Thanks for a detailed question!
1) Am I right in that this is failing at the join? Or is there
fundamentally bigger problems
Not quite, the join node has two parent nodes log4 and groupBy8. Neither
parent has sent any points on to the join node, so the join node has not
had an opportunity to do anything yet. If you follow the trail back up, the
window6 node has not emitted any values either. Meaning that not enough
data has arrived for it to trigger emitting a window. The other window node
did get enough data to trigger one emit but that was it.

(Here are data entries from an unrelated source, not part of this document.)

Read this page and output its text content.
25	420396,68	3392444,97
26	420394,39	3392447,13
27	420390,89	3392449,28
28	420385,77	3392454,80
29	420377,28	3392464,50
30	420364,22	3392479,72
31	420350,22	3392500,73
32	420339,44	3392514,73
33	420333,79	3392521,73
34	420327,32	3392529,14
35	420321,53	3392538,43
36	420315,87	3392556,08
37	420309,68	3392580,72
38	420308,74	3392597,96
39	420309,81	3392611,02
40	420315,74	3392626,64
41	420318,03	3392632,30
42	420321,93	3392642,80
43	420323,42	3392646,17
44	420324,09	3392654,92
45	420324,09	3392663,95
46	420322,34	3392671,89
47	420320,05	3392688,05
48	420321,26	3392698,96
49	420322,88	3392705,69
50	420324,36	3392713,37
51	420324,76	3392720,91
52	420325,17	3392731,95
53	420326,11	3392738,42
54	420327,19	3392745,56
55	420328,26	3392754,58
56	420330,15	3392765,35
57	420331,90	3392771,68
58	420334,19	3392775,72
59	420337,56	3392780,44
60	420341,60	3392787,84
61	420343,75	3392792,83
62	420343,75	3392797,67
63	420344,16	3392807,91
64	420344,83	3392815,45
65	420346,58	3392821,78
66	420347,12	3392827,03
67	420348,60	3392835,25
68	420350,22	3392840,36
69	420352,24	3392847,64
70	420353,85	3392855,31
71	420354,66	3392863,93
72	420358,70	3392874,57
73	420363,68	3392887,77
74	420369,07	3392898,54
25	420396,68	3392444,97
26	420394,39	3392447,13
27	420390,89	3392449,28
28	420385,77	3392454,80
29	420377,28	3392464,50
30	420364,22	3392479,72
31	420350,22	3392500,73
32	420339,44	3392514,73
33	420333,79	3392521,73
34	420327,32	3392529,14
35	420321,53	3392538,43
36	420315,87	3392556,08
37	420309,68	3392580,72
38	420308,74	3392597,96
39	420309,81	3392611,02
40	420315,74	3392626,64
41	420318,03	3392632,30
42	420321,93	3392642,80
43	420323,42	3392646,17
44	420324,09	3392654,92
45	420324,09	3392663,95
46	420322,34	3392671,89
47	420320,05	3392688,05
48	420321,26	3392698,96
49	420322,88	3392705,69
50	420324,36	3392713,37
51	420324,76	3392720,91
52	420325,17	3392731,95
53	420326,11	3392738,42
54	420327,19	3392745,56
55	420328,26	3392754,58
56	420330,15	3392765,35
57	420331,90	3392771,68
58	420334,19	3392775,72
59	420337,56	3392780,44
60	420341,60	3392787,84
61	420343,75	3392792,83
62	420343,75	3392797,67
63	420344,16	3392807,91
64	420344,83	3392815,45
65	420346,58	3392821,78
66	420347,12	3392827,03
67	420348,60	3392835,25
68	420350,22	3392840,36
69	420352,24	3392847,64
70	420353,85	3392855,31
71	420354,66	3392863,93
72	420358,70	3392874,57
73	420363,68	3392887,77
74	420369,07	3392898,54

Looks like you are windowing the data so that you can have the grace period
you were talking about for new hosts. In that case you will want to
configure the alert node with `.all()` so that all points in the window
have to meat the conditions in order to trigger an alert.
If you are not using the window for that purpose then just remove it as its
not doing anything otherwise.
2) What have I done wrong for this join to be failing? Am I completely
misunderstanding the join (or even more general), or is there just a small
implementation issue?
Understanding the join .`on` property here is the key. The way the `.on`
property work is it expects one of the parents to be grouped by a set of
specific tags and one of the other parents to be grouped by less specific
tags.
For example in your case the process data should be grouped by name and
host while the uptime data is only grouped by host. The resulting data is
grouped by the more specific set of tags (i..e name and host). I'll show
an example below.
3) In order to use the result of the join, am I wrong to name it with a var
for reuse below? I thought .streamName('..') might do this with out setting
a var, but I simply get an error that 'process_with_uptime' isn't somethign
thats in scope.
StreamName is rarely needed, it would become the name of the measurement if
you were to write it back to InfluxDB or something. Other than that your
eval looks correct.
4) Is my overall approach just fundamentally wrong?
Nope
5) Apart from using joins, whats the correct way to take the result of 1
stream (or batch) and use it in another?
Join is the answer here.
6) Should i have approached this some totally different way?
Like you said there are a few different ways to go about this. I think the
simplest is a slight modification on what you are doing. Instead of
windowing the data, simply join on the uptime and process streams raw. Then
use an expression like what you have for critical alert to check the uptime
which will naturally filter out new hosts.
var process_counts = stream
|from()
.measurement('process_count')
// I am assuming that you want tag name and fully_qualified_role as
well since you referenced it below in the alert.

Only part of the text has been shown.